It was perhaps an hour before the three young adventurers were able to climb the rugged slope which lay before them, and finally to descend a bad rock wall which allowed them access to the long point which Uncle Dick had pointed out to them, far below and at one side of the dreaded Priest Rapids. Here they built their little fire of driftwood, as they had been instructed; and, climbing up on another pile of driftwood which was massed on the beach, they began eagerly to look up-stream.
“The worst waves are over on the other side,” said Rob, after a time. “Look, I can see them now—they look mighty little—that’s the boats angling across from where we left them! It’ll soon be over now, one way or the other.”
They all stood looking anxiously. “They’re out of sight!” exclaimed Rob. And so, indeed, they were.
“That’s only the dip they’ve taken,” said Rob, after a time. “I see them coming now. Look! Look at them come!
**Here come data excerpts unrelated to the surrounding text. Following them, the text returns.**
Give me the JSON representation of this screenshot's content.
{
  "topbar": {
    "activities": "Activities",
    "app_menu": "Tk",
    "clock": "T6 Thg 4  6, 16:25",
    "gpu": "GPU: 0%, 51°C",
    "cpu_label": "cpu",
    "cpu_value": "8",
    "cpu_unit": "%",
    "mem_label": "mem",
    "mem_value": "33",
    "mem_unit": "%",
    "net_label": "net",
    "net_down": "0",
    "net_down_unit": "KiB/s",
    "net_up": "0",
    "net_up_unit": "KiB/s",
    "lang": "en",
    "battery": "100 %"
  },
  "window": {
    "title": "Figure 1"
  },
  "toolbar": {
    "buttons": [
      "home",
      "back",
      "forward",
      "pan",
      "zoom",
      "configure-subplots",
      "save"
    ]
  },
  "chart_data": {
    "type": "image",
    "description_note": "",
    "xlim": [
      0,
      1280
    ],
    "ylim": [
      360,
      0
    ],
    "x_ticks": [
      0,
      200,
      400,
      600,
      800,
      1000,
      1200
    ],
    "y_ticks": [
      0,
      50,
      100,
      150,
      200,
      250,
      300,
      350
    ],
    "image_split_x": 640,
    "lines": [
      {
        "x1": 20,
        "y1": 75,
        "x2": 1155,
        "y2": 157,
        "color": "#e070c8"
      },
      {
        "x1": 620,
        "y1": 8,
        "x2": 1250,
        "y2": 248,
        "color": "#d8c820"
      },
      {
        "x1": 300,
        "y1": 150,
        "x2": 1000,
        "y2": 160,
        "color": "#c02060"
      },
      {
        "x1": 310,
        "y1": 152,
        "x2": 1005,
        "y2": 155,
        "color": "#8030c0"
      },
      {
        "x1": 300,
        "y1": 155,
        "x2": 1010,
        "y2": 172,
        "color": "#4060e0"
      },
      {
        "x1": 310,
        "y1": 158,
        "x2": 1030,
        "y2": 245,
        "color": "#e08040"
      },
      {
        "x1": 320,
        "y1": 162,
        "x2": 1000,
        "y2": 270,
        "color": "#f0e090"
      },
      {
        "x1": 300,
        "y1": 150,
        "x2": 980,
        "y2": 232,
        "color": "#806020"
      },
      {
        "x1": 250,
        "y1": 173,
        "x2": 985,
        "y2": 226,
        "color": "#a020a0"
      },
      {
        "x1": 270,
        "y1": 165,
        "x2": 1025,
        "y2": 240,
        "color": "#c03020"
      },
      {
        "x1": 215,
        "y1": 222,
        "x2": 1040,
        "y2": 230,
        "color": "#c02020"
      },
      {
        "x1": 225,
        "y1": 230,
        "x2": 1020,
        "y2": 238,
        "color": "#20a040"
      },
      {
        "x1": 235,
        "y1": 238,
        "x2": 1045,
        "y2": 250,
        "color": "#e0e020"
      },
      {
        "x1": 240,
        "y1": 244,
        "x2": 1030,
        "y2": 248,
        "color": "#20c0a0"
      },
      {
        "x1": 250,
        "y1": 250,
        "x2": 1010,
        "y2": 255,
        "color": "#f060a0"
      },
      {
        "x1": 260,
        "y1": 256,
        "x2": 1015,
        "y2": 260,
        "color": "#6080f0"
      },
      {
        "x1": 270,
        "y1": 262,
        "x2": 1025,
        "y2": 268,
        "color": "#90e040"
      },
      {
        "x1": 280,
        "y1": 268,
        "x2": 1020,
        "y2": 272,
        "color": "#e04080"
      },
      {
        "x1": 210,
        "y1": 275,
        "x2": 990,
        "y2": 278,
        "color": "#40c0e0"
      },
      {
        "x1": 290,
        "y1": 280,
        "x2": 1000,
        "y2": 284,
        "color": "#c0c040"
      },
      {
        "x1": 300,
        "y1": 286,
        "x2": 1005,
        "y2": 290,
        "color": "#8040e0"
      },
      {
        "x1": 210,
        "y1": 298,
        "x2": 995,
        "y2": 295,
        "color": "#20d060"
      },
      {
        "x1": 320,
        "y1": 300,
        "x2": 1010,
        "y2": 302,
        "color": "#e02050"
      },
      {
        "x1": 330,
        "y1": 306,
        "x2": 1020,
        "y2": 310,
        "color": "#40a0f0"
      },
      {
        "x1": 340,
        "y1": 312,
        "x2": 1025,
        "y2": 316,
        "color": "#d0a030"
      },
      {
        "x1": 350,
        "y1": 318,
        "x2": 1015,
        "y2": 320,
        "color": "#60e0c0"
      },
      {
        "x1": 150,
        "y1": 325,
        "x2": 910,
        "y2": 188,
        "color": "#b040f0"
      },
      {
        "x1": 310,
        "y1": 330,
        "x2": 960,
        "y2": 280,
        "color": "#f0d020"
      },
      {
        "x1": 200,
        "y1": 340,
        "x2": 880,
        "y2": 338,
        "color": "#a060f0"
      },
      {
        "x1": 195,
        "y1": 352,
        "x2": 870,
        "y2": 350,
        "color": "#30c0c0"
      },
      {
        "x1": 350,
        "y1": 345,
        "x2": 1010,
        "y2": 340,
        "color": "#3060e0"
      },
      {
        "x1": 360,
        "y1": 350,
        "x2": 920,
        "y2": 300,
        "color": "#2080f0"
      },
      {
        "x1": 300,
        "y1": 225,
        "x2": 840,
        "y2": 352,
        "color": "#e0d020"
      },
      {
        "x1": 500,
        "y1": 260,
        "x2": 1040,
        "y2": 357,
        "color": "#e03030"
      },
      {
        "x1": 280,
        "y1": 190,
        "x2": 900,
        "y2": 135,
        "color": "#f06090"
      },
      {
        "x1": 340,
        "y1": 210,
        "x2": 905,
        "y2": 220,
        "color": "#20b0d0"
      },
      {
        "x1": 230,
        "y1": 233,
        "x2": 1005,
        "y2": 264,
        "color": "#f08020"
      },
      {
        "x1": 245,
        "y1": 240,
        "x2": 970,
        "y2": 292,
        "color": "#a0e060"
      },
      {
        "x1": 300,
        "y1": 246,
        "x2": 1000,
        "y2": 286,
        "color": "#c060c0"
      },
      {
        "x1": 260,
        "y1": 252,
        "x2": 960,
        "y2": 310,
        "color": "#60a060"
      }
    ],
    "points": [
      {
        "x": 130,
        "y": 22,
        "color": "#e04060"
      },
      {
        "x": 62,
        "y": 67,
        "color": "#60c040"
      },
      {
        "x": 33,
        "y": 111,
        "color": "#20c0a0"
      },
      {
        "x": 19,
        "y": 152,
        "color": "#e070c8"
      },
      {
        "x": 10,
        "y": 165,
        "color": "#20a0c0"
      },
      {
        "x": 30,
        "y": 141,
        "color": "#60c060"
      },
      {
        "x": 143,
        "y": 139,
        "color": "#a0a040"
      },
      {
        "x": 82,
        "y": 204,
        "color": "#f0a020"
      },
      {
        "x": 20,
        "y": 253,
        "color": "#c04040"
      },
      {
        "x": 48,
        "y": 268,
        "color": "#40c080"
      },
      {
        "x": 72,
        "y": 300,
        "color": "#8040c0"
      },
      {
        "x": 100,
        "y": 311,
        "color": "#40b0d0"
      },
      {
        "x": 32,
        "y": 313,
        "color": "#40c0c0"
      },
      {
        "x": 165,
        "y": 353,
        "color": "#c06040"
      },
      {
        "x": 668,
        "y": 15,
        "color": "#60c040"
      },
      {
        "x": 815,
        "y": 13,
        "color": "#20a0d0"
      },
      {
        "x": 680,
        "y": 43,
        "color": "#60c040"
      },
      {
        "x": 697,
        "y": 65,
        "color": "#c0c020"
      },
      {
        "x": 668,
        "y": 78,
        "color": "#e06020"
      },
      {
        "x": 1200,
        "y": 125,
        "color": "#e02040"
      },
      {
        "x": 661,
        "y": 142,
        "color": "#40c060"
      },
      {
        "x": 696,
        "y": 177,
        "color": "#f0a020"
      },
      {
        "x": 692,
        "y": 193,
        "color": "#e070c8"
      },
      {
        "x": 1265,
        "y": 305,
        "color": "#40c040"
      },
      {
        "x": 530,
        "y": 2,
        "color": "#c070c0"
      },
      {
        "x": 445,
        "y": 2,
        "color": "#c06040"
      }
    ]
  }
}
I believe they’re through.”
They stood looking for a little time, and then all took off their hats and waved them with a yell. They could see the boats now plunging on down, rising and falling, but growing larger and blacker every instant. At last they could see them outlined against the distant white, rolling waves, and knew that they were through the end of the chute and practically safe.
In a few moments more the two boats came on, racing by their point, all the men so busy that they had not time to catch the excited greetings which the boys shouted to them. But once around the point the boats swung in sharply, and soon, bow up-stream, made a landing but a few hundred yards below where they stood. Soon they were all united once more, shaking hands warmly with one another.
“That’s great!” said Uncle Dick. “I’ll warrant there was one swell there over fifteen feet high—maybe twenty, for all we could tell. I know it reared up clear above us, so that you had to lean your head to see the top of it. If we’d hit it would have been all over with us.”
“She’s bad tam, young men,” said Moise. “From where we see him she don’t look so bad, but once you get in there—poom! Well, anyway, here we are. That’s more better’n getting drowned, and more better’n walk, too.” And Moise, the light-hearted, used to taking chances, dismissed the danger once it was past.
“Well, that’s what I call good planning and good work,” said Rob, quietly, after a while. “To find the best thing to do and then to do it—that seems to be the way for an engineer to work, isn’t it, Uncle Dick?”
“Yes, it is, and all’s well that ends well,” commented the other. “And mighty glad I am to think that we are safe together again, and that you don’t have to try to make your way alone and on foot from this part of the country. I wasn’t happy at all when I thought of that.”